人並みに楽しむことすらできないのか、と落ち込む。
友花はさりげなく元気づけようとしてくれる。
いつも迷惑や心配ばかりかけていて、もうとっくに愛想を尽かされてもいいような人間なのに……。
調子を崩した時の私は「死にたい」と思うことが多い。
別に構って欲しいからじゃない、友花は充分構ってくれているし、私は単純に苦しくて、疲れ果てていて、死にたいだけなのだ。
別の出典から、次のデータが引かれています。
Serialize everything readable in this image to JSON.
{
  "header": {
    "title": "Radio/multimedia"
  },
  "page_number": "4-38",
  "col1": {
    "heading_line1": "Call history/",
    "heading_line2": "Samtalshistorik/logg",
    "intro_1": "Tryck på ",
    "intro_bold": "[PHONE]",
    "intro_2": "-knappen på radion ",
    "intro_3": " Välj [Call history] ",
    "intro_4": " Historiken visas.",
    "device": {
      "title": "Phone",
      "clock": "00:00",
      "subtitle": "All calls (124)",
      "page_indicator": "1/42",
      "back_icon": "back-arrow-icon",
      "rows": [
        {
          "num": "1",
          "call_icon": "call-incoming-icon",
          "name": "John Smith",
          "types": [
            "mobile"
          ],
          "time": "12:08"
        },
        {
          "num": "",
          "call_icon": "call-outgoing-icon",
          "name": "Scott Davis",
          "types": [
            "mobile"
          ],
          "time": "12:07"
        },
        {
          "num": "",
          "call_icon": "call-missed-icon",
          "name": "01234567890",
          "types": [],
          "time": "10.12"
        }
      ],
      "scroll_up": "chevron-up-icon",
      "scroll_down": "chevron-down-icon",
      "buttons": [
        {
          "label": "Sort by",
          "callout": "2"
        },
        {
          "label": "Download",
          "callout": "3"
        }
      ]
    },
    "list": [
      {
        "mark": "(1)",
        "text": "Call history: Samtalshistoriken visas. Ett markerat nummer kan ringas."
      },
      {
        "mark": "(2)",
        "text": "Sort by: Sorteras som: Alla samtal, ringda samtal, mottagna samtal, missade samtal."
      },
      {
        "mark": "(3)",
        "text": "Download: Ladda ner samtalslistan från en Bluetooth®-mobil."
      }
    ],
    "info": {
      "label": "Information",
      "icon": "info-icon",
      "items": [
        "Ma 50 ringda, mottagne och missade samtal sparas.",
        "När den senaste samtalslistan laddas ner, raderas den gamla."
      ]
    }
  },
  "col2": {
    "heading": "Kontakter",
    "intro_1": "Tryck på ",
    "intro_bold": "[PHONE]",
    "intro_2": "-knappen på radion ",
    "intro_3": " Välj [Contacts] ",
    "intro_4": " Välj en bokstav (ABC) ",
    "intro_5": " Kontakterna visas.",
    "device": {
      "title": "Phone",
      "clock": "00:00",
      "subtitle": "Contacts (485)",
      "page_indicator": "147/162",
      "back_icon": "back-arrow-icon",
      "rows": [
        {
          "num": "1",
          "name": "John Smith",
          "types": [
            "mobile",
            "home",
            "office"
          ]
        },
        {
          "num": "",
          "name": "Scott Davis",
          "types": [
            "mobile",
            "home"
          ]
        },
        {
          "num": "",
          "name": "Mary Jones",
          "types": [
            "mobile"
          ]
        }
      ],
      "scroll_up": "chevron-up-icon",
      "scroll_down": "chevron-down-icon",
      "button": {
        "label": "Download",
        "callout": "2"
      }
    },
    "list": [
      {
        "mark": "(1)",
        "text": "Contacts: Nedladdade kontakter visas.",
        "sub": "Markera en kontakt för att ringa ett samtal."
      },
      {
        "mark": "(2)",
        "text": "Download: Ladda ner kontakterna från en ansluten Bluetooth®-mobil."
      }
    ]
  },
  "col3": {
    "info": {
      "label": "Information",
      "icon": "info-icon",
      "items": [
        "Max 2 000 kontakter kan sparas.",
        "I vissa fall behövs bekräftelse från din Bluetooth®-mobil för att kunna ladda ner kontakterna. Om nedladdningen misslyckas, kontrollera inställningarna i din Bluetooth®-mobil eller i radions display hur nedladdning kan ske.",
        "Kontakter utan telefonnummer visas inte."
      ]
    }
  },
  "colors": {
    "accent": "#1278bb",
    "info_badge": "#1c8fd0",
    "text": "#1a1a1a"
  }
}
その思いは自然と心に浮かんで来て、なかなか消えない。
でも、私は友花に言う。
「大丈夫」
って。
本当は、心の中はあんまり大丈夫じゃないのだが、大丈夫だって言ってしまう。
そうしたら、友花は私を抱きしめる。
私は泣いてしまうのを我慢する。
「死ぬか死なないかじゃなくて、つらいかつらくないかだよ」
と友花は言った。
私にはそんな考え方はなかったから、ハッとした。
そして、感謝するのだ。友花の優しさに。
私の不安定な時期は、短くて済んだ。
また日常に戻っていく。
昔はフラットな時期がなくて、いつも躁かうつかどっちかだった。
だから、ずいぶん回復したと言えないこともない。
友花は意外と患者さんや同僚から言われたことで悩んだり傷ついたりする。
もちろん内容は言わないけれど、何かがあったんだとすぐわかる。
そんな時私は友花を抱きしめる。
いつも甘えさせてもらっているけれど、本来は私がこうするべきだと思っている。私のほうが友花を好きになったのだから。
私は友花のことをどうしようもなく好きだ。
友花がしあわせになるなら、私は消えてしまってもいい。
私は抱きしめたまま、友花の額に口づける。
友花はちょっと笑って、私の顔を見る。
かわいいな、と思う。
いくつになっても友花はめちゃくちゃかわいい。
今日も私はレンにごはんをあげて、散歩に行き、家事をして、友花の帰りを待つ。
忙しい友花は帰りが遅いことも多いけど、できるかぎり待つ。
一緒にごはんを食べたいから。
そして一緒に眠るのだ。
私たちには、いわゆる肉体関係はない。
友花が望むのならば何でもするけれど、そういうことはなくていい、という。
だから、今までで一番近い距離は、軽いキスまでである。
こういう関係ってなんて言うんだろう、って言ったら、友花はいつも、
「夫婦」
と答える。私はそれがおかしくて笑ってしまう。
「私が夫だよ。だって私が友花を幸せにしたいって思ったんだもん」
「私だって同じだよ。英をさらってきたのは私だから」
ちょっと言い争うと、私たちは笑う。
こんな時間がいつまでも続けばいい。
穏やかで幸せな。
「ああ、こんなに幸せだったら躁転しちゃう」
私が言うと、
「大丈夫」
と友花は笑った。
その言葉に根拠はないと思うけど、でも私はうれしかった。
「幸せを感じちゃだめなんて、そんなのおかしいでしょ?」
友花は言う。
私は、その言葉に救われる思いがするのだ。
これが私たちの暮らし。
友花といられる私はとても幸せだ。
彼女がいつか私に言ってくれた言葉。
「幸せは、かならず来るよ」
その言葉を、今思い出す。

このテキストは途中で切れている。